By: Maria Allard | Farmington Press | Published December 11, 2012

 Dunckel Middle School seventh-grade language arts teacher Chris Leland, left, and former Warner and current North Farmington High School teacher Pat Henderhan go after the ball in the 2009 Battle of the Middles game.

Dunckel Middle School seventh-grade language arts teacher Chris Leland, left, and former Warner and current North Farmington High School teacher Pat Henderhan go after the ball in the 2009 Battle of the Middles game.

FARMINGTON — The court has been primed, the T-shirts have been sold and the teachers have drummed up their star-athlete personas.

On Dec. 14, the Farmington High School gymnasium will roar like a Detroit Pistons game as the north-versus-south basketball challenge, Battle of the Middles VIII, heats up.

Several Farmington Public Schools staff members will take on each other in a charity basketball game to benefit the Neighborhood House of Farmington/Farmington Hills and the Farmington Area Goodfellows.

The North Team consists of Dunckel Middle and Warner Upper Elementary staff members who will dribble, shoot and score against East Middle and Power Upper Elementary staff. Forty-three players are on the rosters, including teachers, paraprofessionals, custodians, building administrators, counselors, psychologists, social workers, student teachers and a curriculum director.

Dunckel eighth-grade math teacher Marc Szalka founded the annual event.

“When I came into the district, I wanted to do something to connect with the community,” Szalka said. “I know the holidays are difficult for many families. I though this would be a nice way to give back.”

Game admission is $5 for adults, $3 for students/children or $1 with the donation of two or more canned goods. Spectators who donate a new, unwrapped toy get into the game free of charge.

The players each come with their own skill levels.

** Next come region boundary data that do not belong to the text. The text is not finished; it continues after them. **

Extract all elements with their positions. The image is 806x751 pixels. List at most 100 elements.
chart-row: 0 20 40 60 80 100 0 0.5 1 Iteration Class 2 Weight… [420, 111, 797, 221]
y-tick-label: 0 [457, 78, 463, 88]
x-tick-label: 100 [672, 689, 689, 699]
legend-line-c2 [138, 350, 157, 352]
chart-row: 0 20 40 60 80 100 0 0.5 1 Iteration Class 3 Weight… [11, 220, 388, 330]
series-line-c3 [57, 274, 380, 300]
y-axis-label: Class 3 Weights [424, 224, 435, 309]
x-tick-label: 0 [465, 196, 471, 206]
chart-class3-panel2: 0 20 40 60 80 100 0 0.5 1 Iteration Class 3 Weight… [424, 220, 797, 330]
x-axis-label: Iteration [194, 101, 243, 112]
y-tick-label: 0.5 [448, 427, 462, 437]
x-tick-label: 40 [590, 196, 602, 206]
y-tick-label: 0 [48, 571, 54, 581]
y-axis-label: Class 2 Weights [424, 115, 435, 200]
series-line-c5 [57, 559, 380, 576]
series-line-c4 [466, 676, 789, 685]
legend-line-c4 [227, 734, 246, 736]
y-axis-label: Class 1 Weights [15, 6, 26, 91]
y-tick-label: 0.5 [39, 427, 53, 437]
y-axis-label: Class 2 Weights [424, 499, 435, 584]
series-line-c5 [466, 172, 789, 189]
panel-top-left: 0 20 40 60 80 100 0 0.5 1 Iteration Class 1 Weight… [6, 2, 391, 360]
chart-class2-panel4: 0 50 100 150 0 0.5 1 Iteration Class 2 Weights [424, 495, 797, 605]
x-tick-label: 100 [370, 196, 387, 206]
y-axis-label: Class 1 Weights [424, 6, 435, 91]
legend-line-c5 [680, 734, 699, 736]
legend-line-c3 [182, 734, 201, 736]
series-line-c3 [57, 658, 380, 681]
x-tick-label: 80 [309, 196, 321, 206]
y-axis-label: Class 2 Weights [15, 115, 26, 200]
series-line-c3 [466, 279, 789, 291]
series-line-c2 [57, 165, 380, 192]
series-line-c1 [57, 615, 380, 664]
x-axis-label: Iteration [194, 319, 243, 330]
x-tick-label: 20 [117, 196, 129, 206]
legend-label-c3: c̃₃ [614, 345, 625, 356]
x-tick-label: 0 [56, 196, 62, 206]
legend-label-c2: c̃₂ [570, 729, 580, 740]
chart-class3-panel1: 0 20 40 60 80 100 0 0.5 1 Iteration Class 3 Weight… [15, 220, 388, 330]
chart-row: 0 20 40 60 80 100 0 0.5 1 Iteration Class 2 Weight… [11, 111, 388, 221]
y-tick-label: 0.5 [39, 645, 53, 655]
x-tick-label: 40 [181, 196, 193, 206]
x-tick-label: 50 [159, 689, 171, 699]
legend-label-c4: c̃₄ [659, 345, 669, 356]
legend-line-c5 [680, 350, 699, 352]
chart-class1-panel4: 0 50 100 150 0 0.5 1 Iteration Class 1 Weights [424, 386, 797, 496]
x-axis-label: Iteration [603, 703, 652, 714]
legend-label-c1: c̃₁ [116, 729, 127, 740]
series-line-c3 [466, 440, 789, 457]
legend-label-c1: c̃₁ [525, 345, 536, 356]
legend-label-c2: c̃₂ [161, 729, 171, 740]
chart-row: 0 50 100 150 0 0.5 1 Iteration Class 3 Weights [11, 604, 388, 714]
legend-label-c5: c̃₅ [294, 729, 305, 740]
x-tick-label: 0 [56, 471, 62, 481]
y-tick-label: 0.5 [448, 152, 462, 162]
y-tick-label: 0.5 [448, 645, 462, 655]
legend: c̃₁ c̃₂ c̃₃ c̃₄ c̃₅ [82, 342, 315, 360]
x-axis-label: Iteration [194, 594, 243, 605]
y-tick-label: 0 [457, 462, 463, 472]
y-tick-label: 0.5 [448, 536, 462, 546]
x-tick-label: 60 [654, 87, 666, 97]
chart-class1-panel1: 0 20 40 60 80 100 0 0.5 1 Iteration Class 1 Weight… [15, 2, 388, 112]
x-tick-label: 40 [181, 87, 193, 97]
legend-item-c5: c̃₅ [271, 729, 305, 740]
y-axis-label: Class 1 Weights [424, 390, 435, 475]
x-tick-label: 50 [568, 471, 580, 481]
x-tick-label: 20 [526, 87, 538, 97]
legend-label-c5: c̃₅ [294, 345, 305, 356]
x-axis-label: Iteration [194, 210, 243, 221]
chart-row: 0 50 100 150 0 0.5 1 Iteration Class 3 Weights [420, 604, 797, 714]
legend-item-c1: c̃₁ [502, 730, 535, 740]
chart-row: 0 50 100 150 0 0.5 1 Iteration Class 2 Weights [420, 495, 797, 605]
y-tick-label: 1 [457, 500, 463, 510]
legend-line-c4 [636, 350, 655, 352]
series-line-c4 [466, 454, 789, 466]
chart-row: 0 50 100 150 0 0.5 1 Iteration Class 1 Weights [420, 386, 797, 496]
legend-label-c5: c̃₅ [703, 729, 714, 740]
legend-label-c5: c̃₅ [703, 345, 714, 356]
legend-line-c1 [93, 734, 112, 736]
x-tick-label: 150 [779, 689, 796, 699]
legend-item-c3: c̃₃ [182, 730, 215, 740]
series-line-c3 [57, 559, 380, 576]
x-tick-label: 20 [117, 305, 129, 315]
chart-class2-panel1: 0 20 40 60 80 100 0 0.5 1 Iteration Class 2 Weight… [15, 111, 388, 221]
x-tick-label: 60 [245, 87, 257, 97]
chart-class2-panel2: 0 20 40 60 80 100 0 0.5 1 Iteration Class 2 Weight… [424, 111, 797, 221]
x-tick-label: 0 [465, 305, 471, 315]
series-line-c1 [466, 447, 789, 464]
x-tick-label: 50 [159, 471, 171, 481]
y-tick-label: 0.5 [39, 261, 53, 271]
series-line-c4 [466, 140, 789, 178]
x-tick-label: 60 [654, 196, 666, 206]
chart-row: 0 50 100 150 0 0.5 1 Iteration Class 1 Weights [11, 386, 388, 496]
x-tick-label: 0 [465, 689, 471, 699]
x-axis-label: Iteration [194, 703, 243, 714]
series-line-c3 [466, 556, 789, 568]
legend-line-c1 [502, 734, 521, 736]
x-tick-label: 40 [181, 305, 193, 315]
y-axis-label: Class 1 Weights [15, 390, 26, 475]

“Some have basketball experience. There will also be people that haven’t played basketball before,” Szalka said, adding that the event is relaxed. “It’s a great time. Everyone just likes to laugh at each other.”

And while the adults get a charge out of the friendly competition, so do the students.

“The kids enjoy seeing their teachers in a different light. Every year, we pack the gym,” Szalka said. “The staff understands the impact this has on the community.”

Staff members who prefer to stay off the court also have the opportunity to assist with the event by performing other jobs during the night, including taking admission and donations. Local businesses also were sought to sponsor the game.

Farmington High School is located at 32000 Shiawassee. Doors open at 5:45 p.m. The game begins at 6:30 p.m. According to a district press release, the Battle of the Middles Basketball Game has helped raise more than $20,000 in the last seven years, along with countless canned goods and toys.

“We benefit from it big time,” Neighborhood House client support specialist Loretta Zahn said. “It’s a great thing. It does so much for Neighborhood House.”

Zahn said Neighborhood House is approaching its 25th year. She said the nonprofit organization, in which the late Richard Tupper was a large influence, helps people in crisis all year long.

“We assist with utility shut-offs, evictions,” the Farmington Hills resident said. “I can, on occasion, help with prescriptions for people that don’t have insurance. I have a food pantry. The economy is so bad. I know it’s getting better. It just hasn’t trickled down to the people I service.”

The nonprofit does not receive state or federal funds, Zahn said.

“Neighborhood House is kept alive by the citizens of Farmington, the churches of Farmington and the schools,” the retired FPS Headstart teacher said. “They’re the wind beneath our wings.” 

The Neighborhood House receives monetary donations at 31455 W. 11 Mile Road, Farmington Hills, MI 48336. Checks can be made out to Farmington Neighborhood House.

The 2012 Farmington Area Goodfellows holiday operations are in full swing with the mission of “No Child or Senior without a Christmas.” According to the Goodfellows website at www.farmington, the group is in need of canned/boxed foods, new toys and new books to help support its annual Holiday Assistance Program for families and seniors living in Farmington and Farmington Hills.

According to the website, collection boxes are at the following sites: Farmington City Hall; the downtown Farmington Public Library on Liberty Street in Farmington; Farmington Hills City Hall; the Costick Center at 28600 W. 11 Mile Road in Farmington Hills; and two Talmer Banks located at 33205 Grand River Ave., in downtown Farmington and 37386 W. 12 Mile Road in Farmington Hills. Donations are welcome through Dec. 14. The year-round collection boxes are at both City Halls and the Farmington Community Library’s downtown Farmington branch.